Но не меньшим его подвигом, по словам Николая Владимировича, было то, что он добился аудиенции у царя Николая II по вопросу создания в России национальной русской лётной школы. Сам он заканчивал знаменитую французскую лётную школу в Ле Бурже. Когда царь его принял, Александр Алексеевич выразил готовность лично содействовать созданию такой школы. Мол, лётчиков в России уже много, но все учились за границей, а нужно, чтобы в своей стране.
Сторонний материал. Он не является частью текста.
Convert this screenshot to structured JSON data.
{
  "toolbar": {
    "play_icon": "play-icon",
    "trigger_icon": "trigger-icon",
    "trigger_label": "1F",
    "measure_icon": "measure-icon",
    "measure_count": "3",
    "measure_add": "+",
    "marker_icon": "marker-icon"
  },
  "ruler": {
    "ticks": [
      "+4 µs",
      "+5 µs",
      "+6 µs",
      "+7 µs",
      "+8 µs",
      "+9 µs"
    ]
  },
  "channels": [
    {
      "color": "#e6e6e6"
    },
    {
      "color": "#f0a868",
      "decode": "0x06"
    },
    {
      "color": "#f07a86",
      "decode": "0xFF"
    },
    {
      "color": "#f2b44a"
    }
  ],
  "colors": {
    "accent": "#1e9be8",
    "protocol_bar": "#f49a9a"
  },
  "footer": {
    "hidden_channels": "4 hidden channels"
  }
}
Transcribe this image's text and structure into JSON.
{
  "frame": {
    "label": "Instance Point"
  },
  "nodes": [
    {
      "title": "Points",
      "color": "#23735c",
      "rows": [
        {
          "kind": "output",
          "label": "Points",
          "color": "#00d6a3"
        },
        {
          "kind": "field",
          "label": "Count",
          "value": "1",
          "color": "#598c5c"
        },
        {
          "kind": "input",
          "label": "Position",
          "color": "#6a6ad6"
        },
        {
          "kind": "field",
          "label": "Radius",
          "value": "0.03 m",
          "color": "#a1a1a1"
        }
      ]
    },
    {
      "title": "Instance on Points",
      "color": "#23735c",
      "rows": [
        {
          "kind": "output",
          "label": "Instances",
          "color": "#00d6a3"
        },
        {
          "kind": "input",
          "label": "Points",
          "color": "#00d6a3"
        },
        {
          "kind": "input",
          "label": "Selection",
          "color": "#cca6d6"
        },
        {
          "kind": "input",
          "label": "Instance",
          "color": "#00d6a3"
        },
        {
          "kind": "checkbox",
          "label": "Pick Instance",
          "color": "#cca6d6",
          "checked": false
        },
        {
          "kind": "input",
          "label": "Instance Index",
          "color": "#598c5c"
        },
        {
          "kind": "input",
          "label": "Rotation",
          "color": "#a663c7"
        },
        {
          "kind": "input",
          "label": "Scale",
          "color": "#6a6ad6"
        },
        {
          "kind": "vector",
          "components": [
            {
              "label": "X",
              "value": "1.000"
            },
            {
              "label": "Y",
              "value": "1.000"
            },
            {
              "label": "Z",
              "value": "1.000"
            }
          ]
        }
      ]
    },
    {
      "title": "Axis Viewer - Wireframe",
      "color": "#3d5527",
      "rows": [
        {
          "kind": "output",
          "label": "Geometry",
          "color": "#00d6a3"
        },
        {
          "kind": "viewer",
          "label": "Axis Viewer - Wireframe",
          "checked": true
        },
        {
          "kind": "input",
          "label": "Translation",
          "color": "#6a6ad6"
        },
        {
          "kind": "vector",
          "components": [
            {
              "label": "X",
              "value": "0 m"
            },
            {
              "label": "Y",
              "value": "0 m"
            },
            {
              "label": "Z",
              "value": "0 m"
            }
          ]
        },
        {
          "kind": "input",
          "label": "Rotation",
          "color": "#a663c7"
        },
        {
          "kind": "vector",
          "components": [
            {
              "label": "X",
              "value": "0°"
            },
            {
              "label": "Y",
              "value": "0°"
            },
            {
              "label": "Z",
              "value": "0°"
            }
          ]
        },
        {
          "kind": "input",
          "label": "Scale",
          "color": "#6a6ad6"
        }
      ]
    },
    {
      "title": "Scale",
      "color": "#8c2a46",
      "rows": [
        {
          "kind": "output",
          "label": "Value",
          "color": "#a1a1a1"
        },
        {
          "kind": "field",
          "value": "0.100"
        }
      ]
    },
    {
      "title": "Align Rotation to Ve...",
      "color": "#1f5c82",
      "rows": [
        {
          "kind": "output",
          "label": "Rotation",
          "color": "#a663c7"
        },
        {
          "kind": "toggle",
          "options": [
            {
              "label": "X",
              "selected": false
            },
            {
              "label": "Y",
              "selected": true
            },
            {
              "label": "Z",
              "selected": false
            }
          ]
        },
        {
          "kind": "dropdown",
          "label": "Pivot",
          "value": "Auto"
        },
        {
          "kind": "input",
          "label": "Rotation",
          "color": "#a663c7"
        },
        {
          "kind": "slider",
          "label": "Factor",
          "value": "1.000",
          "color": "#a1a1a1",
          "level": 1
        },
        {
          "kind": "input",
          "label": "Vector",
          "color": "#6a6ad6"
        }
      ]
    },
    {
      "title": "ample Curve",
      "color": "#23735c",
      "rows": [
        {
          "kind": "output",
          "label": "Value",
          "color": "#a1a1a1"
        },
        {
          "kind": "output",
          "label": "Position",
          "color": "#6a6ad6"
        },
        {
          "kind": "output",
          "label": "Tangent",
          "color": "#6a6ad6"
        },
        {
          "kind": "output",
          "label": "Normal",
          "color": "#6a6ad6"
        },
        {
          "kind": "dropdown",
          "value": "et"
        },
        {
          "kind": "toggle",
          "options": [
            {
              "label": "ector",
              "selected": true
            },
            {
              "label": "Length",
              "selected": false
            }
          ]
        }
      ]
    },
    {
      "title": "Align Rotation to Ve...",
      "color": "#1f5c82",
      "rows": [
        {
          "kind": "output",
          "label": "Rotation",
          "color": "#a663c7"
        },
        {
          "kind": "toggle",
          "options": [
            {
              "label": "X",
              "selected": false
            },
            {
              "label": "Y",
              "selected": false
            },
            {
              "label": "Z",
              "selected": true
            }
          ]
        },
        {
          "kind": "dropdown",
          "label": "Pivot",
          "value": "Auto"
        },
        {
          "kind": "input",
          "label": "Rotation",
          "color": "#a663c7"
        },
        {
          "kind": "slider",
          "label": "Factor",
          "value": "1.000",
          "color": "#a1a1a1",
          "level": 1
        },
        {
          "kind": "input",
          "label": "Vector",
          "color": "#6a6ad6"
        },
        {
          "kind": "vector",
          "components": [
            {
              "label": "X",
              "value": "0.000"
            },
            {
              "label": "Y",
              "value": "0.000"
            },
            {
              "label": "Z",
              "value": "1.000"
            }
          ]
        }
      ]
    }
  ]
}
Да и собственные самолёты России пора бы уже делать, делаем же броненосцы... Царь ответил так: насчёт школы подумаем, а вот самолёты — дело действительно государево.
- Мария Богданова похоронена на старом тарусском кладбище, но почему-то могила Николая Богданова находится не рядом.
- Да, мать Николая Владимировича нашла своё упокоение в тарусской земле, как и впоследствии её сын и его первая жена, Вера Дмитриевна. Почему Николай Владимирович похоронен не рядом? Помнится, ещё при его жизни мы пошли как-то на кладбище проведать Марию Алексеевну и Веру Дмитриевну. Проходя по краю кладбищенского оврага, Николай Владимирович вдруг сказал: «А я бы хотел быть похороненным вот здесь». «Но почему? Рядом овраг... Почему не вместе с близкими — мамой, женой? В родной компании как-то веселей», - заметил я. «Нет-нет, именно здесь мне будет хорошо!» - решительно возразил Богданов.
Когда его не стало, ко мне пришел его друг Эдуард Мазнев с вопросом: «Правда ли, что Николай Владимирович сам выбрал место для своей могилы?» Я ответил: «Да, так всё и было, это то самое место над оврагом». Там Николая Владимировича и похоронили.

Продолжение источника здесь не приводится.